You finish gulping the second student down and let out a thunderous burp.
"You done?" The lecturer asks, red-faced but not angry.
You burp a second time, and someone's pencil flies out of your gullet and wetly bounces off your desk, a slinging a small thread of saliva onto the student sitting in front of you. They flinch slightly at contact, but stay motionless otherwise. They were probably too afraid of drawing your attention to let themselves move now.
You look at the lecturer and nod, happy with your meal for now. They continue the lesson.
You don't pay much attention to the rest of the class. The size of your gut distracts you. With two whole people bubbling away inside you, your gut hangs low, and you can feel the hairs on your skin gently brushing against the carpet.
Your newer occupant gets comfortable, and stops moving. Or, more realistically, has ran out of oxygen.

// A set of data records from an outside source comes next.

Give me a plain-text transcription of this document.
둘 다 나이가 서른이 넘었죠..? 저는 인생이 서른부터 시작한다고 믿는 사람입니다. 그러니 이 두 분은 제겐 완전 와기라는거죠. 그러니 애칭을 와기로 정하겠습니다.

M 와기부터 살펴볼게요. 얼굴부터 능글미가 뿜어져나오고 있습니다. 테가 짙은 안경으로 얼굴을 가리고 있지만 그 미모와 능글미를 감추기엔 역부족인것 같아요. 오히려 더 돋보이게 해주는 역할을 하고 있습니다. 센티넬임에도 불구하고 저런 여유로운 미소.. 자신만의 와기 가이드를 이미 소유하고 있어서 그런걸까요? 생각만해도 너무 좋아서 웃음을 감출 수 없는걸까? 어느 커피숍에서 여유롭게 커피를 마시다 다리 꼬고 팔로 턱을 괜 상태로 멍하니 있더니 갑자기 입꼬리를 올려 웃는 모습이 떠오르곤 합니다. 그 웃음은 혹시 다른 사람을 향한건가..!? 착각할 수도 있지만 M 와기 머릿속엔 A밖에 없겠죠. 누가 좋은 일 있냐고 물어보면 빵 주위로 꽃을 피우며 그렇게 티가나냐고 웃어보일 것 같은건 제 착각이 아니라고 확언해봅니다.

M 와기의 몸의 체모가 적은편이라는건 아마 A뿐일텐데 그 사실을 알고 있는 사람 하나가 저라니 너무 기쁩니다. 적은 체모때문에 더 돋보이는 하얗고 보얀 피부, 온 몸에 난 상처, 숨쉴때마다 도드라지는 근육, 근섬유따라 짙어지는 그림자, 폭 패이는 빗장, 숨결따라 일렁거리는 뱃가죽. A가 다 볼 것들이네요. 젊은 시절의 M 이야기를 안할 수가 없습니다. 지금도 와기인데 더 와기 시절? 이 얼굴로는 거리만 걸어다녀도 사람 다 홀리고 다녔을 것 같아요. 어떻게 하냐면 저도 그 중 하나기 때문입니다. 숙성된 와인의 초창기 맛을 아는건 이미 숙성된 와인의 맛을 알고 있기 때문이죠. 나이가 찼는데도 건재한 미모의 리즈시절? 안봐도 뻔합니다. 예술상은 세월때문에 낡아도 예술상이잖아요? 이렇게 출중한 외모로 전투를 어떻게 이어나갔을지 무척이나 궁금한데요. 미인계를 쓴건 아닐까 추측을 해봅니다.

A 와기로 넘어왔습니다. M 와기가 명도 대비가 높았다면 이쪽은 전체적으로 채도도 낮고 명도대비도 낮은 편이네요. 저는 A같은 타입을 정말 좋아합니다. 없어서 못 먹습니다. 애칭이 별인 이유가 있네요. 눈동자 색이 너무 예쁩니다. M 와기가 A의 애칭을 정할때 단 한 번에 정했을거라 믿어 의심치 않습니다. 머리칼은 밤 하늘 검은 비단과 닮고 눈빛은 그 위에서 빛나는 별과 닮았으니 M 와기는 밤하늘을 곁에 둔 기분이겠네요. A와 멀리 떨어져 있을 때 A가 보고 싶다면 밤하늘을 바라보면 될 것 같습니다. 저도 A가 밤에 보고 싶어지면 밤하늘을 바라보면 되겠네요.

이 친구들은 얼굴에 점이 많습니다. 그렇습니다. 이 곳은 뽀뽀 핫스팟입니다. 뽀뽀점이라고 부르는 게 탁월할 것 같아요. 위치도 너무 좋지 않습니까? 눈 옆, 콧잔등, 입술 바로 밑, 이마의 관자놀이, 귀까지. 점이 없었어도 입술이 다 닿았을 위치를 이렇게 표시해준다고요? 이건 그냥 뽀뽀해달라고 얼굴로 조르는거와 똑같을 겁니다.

But there's plenty of movement. Your gut is working hard to start digesting your prey, muscles contracting and shifting the mass in your gut to the optimal position and covering it with stomach acid. You can feel and see your prey getting moved inside you, and the twitching underside of your gut rubs against your pulsing groin.

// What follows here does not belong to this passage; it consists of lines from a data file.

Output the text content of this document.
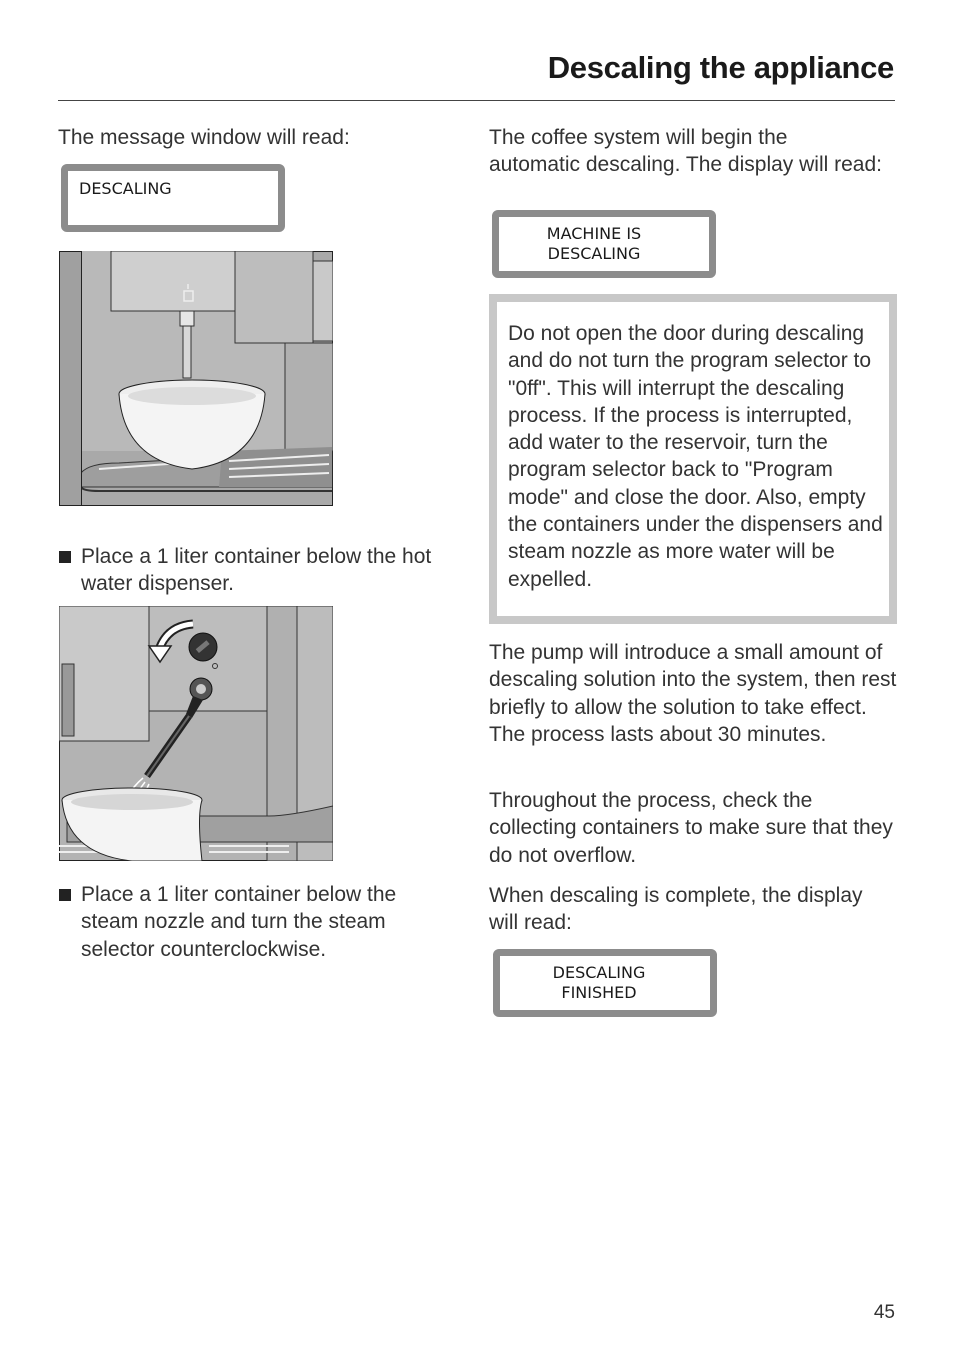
Descaling the appliance

The message window will read:

DESCALING

Place a 1 liter container below the hot water dispenser.

Place a 1 liter container below the steam nozzle and turn the steam selector counterclockwise.

The coffee system will begin the automatic descaling. The display will read:

MACHINE IS
DESCALING

Do not open the door during descaling and do not turn the program selector to "0ff". This will interrupt the descaling process. If the process is interrupted, add water to the reservoir, turn the program selector back to "Program mode" and close the door. Also, empty the containers under the dispensers and steam nozzle as more water will be expelled.

The pump will introduce a small amount of descaling solution into the system, then rest briefly to allow the solution to take effect. The process lasts about 30 minutes.

Throughout the process, check the collecting containers to make sure that they do not overflow.

When descaling is complete, the display will read:

DESCALING
FINISHED
45
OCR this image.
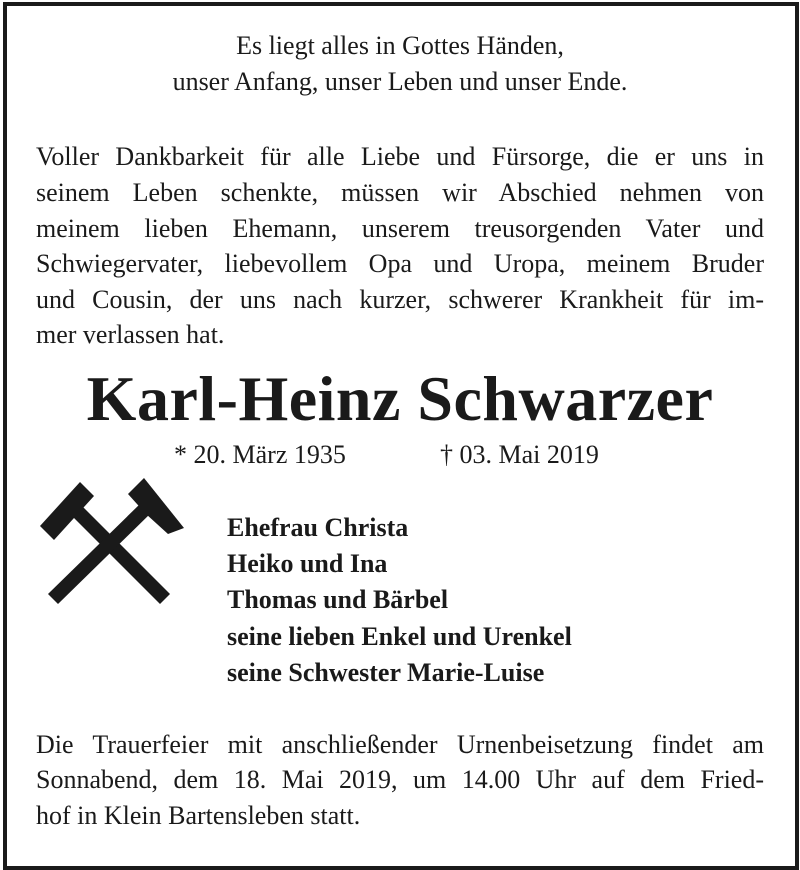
Es liegt alles in Gottes Händen,
unser Anfang, unser Leben und unser Ende.
Voller Dankbarkeit für alle Liebe und Fürsorge, die er uns in
seinem Leben schenkte, müssen wir Abschied nehmen von
meinem lieben Ehemann, unserem treusorgenden Vater und
Schwiegervater, liebevollem Opa und Uropa, meinem Bruder
und Cousin, der uns nach kurzer, schwerer Krankheit für im-
mer verlassen hat.
Karl-Heinz Schwarzer
* 20. März 1935	† 03. Mai 2019
Ehefrau Christa
Heiko und Ina
Thomas und Bärbel
seine lieben Enkel und Urenkel
seine Schwester Marie-Luise
Die Trauerfeier mit anschließender Urnenbeisetzung findet am
Sonnabend, dem 18. Mai 2019, um 14.00 Uhr auf dem Fried-
hof in Klein Bartensleben statt.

While the class resumes as normal, you feel eyes on you occasionally. Sometimes you'll catch your fellow students in the act of staring- some don't even bother to pretend like they weren't- but every time you start to turn your head a certain direction, you can see a head of curly hair quickly snap back to looking at the front of the room.
Your groin aches with need, your underwear is getting a bit wet, but, as far as your familial ties will get you, you won't be able to get away with jacking off in the middle of class. There are some rules you can't break, after all.
That said, if you happened to orgasm hands-free, nobody would notice. Or at least, nobody would be able to prove anything, not with so much covered by... Well, by yourself. You leaned back and drummed your fingers on your tight, misshapen gut, right over where the head and shoulders of one of your victims prey lie still.
You decide that if you wanted to cum, you'd probably need a third inside of you. And that could be left for another time. Maybe later that evening, maybe with the cutie who keeps staring at you when he doesn't think you're looking. You could eat someone else and then invite him over to play.
For now, there'd be no doubt everyone would be too afraid to sit near you for a while, but eventually they'd relax, and you'd be able to get a snack in class next time you needed it. Until then, you can settle for eating before and after class like everyone else.
The lecturer wraps up, and people start leaving. You'll have to figure out how to untangle yourself from your seat now. It'll be a long walk back to your dorm. Will there be any way to grab a bite to eat on the way? Your stomach growls.